最初の一歩から、もっと深く。ASD理解を深める大島郁葉先生が選ぶ名著3選【発達ナビ・あの人の本棚から】
大島郁葉先生が選ぶ3冊は?
育児や発達支援の専門家が「人生を豊かにした一冊」や「多くの人に薦めたい名著」を紹介する【発達ナビ・あの人の本棚から】。
今回ご協力いただいたのは、子どものこころの発達教育研究センター教授の大島郁葉先生。長年、発達障害のある方の支援を続けてきた先生に、「保護者向け」「支援者向け」「自著」の3テーマでASD(自閉スペクトラム症)の理解を深めるという3冊の書籍をご紹介いただきました。
大島郁葉先生が選ぶ!保護者の方におすすめの1冊『はじめてまなぶ自閉スペクトラム症 診断から実践へ』(本田秀夫/著)
信州大学医学部附属病院子どものこころ診療部部長で、NHK『プロフェッショナル 仕事の流儀』にも出演された本田秀夫先生による、ASD(自閉スペクトラム症)の理解と支援に関する実践的な一冊です。『臨床心理学』誌の連載を中心に、2013年から2024年にかけて執筆された論文やコラムに書きおろし原稿を加えて収録されており、長年の臨床経験に基づいた深い知見が詰まっています。
保護者の方が本書を読むことで、お子さんの日常の行動や反応の背景にある特性をより深く理解できるようになるでしょう。「なぜこの場面でパニックになるのか」「どうして同じことを繰り返すのか」といった疑問に対して、医学的根拠に基づいた明確な答えが得られます。
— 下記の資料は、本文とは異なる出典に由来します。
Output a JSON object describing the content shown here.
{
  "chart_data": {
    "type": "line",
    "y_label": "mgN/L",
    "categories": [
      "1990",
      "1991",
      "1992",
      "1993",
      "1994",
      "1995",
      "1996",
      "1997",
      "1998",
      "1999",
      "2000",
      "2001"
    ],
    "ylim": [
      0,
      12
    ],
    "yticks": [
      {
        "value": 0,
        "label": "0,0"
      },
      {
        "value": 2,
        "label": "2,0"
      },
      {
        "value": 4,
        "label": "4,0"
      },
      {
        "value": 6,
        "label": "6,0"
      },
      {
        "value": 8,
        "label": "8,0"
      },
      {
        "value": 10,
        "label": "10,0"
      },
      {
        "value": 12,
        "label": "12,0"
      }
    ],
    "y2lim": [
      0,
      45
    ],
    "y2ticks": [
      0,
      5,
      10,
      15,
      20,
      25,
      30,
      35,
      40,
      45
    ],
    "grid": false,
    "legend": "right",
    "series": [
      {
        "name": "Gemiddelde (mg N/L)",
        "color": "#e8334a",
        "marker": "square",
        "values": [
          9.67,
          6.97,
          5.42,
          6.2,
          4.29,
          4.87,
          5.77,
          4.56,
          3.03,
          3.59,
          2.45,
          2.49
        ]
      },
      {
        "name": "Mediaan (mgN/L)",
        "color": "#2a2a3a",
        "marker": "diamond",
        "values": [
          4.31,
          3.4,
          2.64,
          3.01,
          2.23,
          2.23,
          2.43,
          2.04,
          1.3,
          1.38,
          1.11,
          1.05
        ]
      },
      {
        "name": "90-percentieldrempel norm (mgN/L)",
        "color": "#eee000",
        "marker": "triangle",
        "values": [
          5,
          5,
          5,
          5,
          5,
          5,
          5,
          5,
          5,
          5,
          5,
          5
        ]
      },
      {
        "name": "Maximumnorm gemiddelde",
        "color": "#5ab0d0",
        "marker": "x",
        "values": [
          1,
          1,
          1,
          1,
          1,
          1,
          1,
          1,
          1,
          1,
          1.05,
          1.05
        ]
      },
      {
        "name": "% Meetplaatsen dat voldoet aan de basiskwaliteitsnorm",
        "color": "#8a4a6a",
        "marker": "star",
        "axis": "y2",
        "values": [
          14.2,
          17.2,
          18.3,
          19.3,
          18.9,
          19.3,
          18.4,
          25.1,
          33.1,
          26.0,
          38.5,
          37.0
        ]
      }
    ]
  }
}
また、"バイリンガル"な支援という著者独自の視点は、お子さんと周囲の人々をつなぐ「通訳者」としての保護者の役割を再認識させてくれます。専門的な内容でありながら、家族の立場に寄り添った温かい筆致で書かれているため、読み進めるうちに「うちの子のことをもっと理解したい」という気持ちが自然と深まっていく、保護者にとって心強い指南書です。
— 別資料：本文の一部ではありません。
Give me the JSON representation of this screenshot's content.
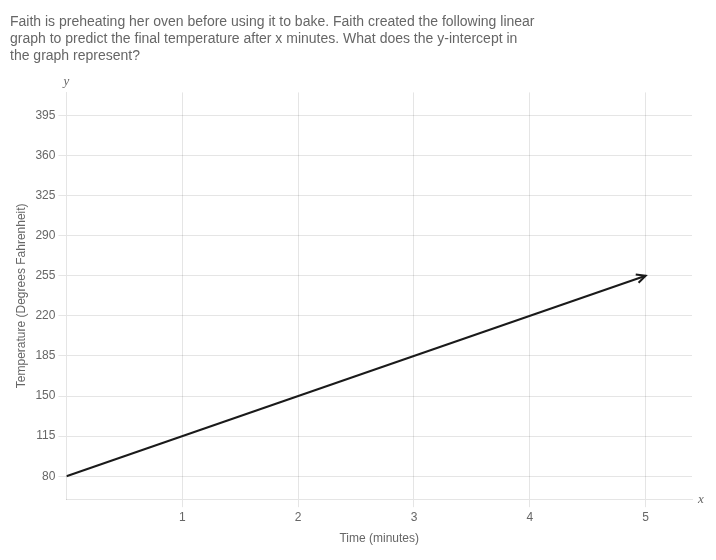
{
  "chart_data": {
    "type": "line",
    "title": "Faith is preheating her oven before using it to bake. Faith created the following linear\ngraph to predict the final temperature after x minutes. What does the y-intercept in\nthe graph represent?",
    "xlabel": "Time (minutes)",
    "ylabel": "Temperature (Degrees Fahrenheit)",
    "x": [
      0,
      5
    ],
    "values": [
      80,
      255
    ],
    "color": "#1a1a1a",
    "xlim": [
      0,
      5.4
    ],
    "ylim": [
      60,
      415
    ],
    "xticks": [
      1,
      2,
      3,
      4,
      5
    ],
    "yticks": [
      80,
      115,
      150,
      185,
      220,
      255,
      290,
      325,
      360,
      395
    ],
    "grid": true,
    "annotations": [
      "x",
      "y"
    ]
  }
}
本書は、章ごとに内容が整理されているため読みやすく、子どもから大人までの発達の流れが分かりやすく説明されています。保護者の方にとって、子育ての全体像を見通す手がかりとなる一冊です。日々の子育てでは、つい目の前のことに気を取られがちですが、本書を読むことで、長い視点からどのような選択をしていけばよいのか自然と理解できるように構成されています。落ち着いて今後の子育てをじっくり考えたい方に、特におすすめです。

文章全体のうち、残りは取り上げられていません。